I have a set of feature vectors. They're composed of integers and other
nonnumerical values. This means that I would need the ability to supply my
own distance function. My data has no notion of users, just vectors.
Example:
vector 1: (1, apple, dog, 34, 8766)
...
vector n: (3, orange, cat, 3738, 3737)
I would like to know if Mahout can perform kNN similarity search using such
arbitrary items/vectors. As a side question, can it perform that outside
the context of a recommender? I think reducing some problems to a
recommendation may a bit awkward.
On Monday, October 10, 2011, Sean Owen <srowen@gmail.com> wrote:
> I think there are a lot of answers to this, depending on what exactly
> you want. This is just one answer  maybe you can clarify your
> requirements.
>
> You want to just find the k most similar items, and you want to
> construe this as a recommender problem?
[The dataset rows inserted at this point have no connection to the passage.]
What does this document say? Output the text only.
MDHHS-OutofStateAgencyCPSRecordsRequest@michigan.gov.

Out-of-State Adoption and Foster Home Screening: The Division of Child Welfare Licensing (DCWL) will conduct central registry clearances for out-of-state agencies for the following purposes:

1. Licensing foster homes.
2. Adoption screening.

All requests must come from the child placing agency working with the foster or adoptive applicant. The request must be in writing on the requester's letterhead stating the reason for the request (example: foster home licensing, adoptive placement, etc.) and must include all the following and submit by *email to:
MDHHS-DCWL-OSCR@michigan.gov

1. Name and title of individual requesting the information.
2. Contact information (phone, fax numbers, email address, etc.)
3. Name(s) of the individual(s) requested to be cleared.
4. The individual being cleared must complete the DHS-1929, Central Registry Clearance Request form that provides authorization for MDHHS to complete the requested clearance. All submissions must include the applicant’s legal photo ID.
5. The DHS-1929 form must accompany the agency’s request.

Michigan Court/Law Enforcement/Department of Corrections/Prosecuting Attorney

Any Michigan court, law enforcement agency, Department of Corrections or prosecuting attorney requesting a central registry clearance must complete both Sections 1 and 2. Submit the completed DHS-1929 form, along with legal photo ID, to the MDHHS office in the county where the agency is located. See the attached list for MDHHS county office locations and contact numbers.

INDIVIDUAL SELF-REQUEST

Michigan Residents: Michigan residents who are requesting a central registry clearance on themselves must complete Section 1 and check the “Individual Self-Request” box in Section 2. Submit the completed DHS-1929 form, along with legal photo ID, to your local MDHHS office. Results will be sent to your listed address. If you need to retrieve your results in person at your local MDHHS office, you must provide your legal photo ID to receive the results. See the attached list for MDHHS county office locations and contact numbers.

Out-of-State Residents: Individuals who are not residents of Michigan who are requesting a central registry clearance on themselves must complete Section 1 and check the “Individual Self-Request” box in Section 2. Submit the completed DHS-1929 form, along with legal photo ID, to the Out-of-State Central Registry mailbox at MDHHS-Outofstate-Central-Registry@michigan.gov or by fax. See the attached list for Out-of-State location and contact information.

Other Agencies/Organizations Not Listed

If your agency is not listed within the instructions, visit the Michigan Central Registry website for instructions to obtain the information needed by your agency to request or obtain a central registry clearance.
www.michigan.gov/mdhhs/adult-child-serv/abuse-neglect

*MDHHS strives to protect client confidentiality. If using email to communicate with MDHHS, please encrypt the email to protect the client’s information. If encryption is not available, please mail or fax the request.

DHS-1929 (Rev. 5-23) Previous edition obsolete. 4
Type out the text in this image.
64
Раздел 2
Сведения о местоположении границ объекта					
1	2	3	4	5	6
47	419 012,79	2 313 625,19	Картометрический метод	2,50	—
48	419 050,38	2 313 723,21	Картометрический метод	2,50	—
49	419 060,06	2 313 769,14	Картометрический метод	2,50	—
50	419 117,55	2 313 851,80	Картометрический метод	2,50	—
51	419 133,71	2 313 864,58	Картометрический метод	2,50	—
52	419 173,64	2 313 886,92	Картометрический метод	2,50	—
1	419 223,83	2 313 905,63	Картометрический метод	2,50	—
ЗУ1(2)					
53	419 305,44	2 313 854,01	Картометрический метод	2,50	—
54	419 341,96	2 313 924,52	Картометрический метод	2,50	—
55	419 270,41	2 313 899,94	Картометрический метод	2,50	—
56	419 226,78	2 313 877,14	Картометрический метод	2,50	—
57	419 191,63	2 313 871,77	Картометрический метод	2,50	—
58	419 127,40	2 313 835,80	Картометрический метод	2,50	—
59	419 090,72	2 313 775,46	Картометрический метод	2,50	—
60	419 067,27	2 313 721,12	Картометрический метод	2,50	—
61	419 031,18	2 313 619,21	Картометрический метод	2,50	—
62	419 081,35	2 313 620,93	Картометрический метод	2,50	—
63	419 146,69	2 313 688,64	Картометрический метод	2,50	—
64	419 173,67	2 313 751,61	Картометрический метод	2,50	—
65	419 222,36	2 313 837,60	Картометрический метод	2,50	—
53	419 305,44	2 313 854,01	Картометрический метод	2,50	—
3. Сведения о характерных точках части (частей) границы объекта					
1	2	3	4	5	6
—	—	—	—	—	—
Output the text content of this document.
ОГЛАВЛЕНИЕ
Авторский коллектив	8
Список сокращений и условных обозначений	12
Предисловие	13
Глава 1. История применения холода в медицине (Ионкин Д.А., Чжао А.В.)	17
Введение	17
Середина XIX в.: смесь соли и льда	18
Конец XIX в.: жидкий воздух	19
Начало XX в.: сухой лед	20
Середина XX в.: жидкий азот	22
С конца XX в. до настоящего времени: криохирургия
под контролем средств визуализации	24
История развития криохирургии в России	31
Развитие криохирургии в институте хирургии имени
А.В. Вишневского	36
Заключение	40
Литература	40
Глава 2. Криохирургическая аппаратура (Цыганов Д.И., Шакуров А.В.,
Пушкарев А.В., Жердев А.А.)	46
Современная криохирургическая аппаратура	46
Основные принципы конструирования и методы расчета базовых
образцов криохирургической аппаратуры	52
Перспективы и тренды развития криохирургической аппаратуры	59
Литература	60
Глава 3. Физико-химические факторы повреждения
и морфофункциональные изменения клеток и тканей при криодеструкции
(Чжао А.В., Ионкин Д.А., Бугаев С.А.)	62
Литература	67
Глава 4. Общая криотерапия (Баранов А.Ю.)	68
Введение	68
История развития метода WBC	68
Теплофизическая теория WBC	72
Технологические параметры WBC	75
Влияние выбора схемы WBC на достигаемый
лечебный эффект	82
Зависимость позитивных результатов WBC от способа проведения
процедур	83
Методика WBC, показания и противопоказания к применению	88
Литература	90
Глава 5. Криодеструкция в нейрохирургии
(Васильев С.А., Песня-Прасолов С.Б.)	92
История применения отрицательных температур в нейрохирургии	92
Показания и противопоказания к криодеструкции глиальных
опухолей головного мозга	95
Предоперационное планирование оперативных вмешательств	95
> The itembased recommenders have a mostSimilarItems() method. All it
> does is find the k most similar items to the given item. It's just
> applying a given similarity metric to search all possibilities. It
> works on "items" but you can flip it around to work on users if you
> like.
>
> Vectors really have to take on numeric values, or else they're not
> really vectors! Are you trying to map discrete values to some numeric
> range?
>
>
> On Mon, Oct 10, 2011 at 8:26 PM, Felix Filozov <ffilozov@gmail.com> wrote:
>> I would like perform a kNN similarity search, where each data point is a
N
>> dimensional vector and each coordinate in the vector may take on any
value
>> (reals or strings). It seems to me that Mahout doesn't have the ability
to
>> perform a generic kNN similarity search, instead the problem has to be
>> mapped to a recommender. Is Mahout the right tool for this task?
>>
>> If it is, how have you dealt with the mapping, and if not, what would you
>> recommend?
>>
>> Thanks.
>>
>> Felix
>>
>